For a project, we want to exclude some information on a page so that it does not appear on Google search results. We mainly want to hide the usernames from the comments, so that those users are not findable via Google. This is mainly meant for the protection of the users (and also for avoiding customer care calls when people find themselves in Google on pages they don't want to be found).
There are different solutions to this problem and we assume we didn't find the perfect one yet, so maybe someone of our readers has some insights.
Here are our solutions:
- Remove the usernames from the page, when the Googlebot is detected. Could work. No negative impact to the general visitor. Just two questions: If Googlebot disguises itself as a different user agent, we deliver it the usernames nevertheless, what does it do with it? Add it to the index? Treat the site as “you deliver different results to Google than your visitors. You're bad. You lost your karma”? (which we have to avoid, of course). I doubt such a small change will trigger that alarm or that it will end up in the index, but no one knows for sure (at least I didn't find anything).
Conclusion: Could work, unknown risk that it does bad things.
- Use images instead of text. As long as Google doesn't do OCR, that works. The general visitor can't copy&paste, but apart from it, it works for him. But blind people do have a problem then and accessibility is important on that site.
Conclusion: Does work.

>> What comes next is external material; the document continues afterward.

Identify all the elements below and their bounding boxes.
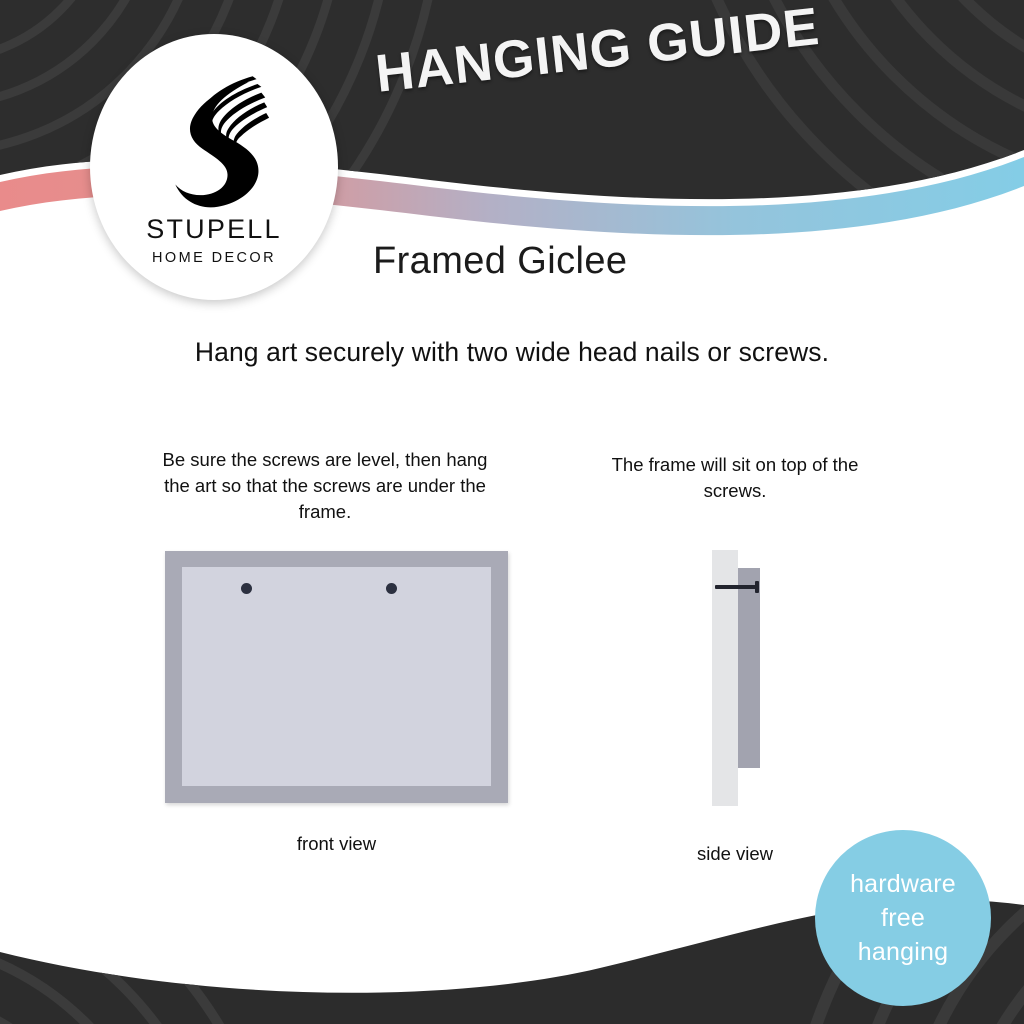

But is not accessible and may look very strange.
- Use Javascript to write the name. Actually we do that as spam prevention already on our website (and generally in the CMS) for email addresses. Mine looks something like and the function “obfscml” does then deobfuscate it (as you can guess the algorithm is not very fancy :)). I thought that works (and it certainly works for most spam email harvesters), but when I searched for this email address at Google I was quite surprised to find that page on the top spot. So Google actually does execute javascript on the page (it's not just regexing or parsing or similar as I read on other pages, the algorithm is not that easy).
So I went to the next stage and put the actual function into an external javascript file and – just to make sure – exclude it from Googlebot with robots.txt. And a week later, it was gone from the index. So that worked (and if it wouldn't work, Google wouldn't play by the robots.txt rules and I trust them that much)
Conclusion: It works, if you put the javascript function into an external file and exclude this with robots.txt. People with Javascript disabled don't see the name, but everyone else does and wouldn't notice anything. Still not perfect.
- Last but not least: A combination of images and javascript. You use images and write the name with javascript into the alt tag. The only people not being able to read the name are blind people with javascript disabled (and that's usually not the case, AFAIK). But still: Only works until Google does OCR and it may look alien in your page.
That's what we came up with. Nothing is really satisfying and there's no official solution by Google, as far as I know. Excluding whole pages from Google is easy, but excluding just parts of it almost impossible without dirty hacks.
If anyone comes up with a way more elegant solution, we really like to hear it. The comments are open.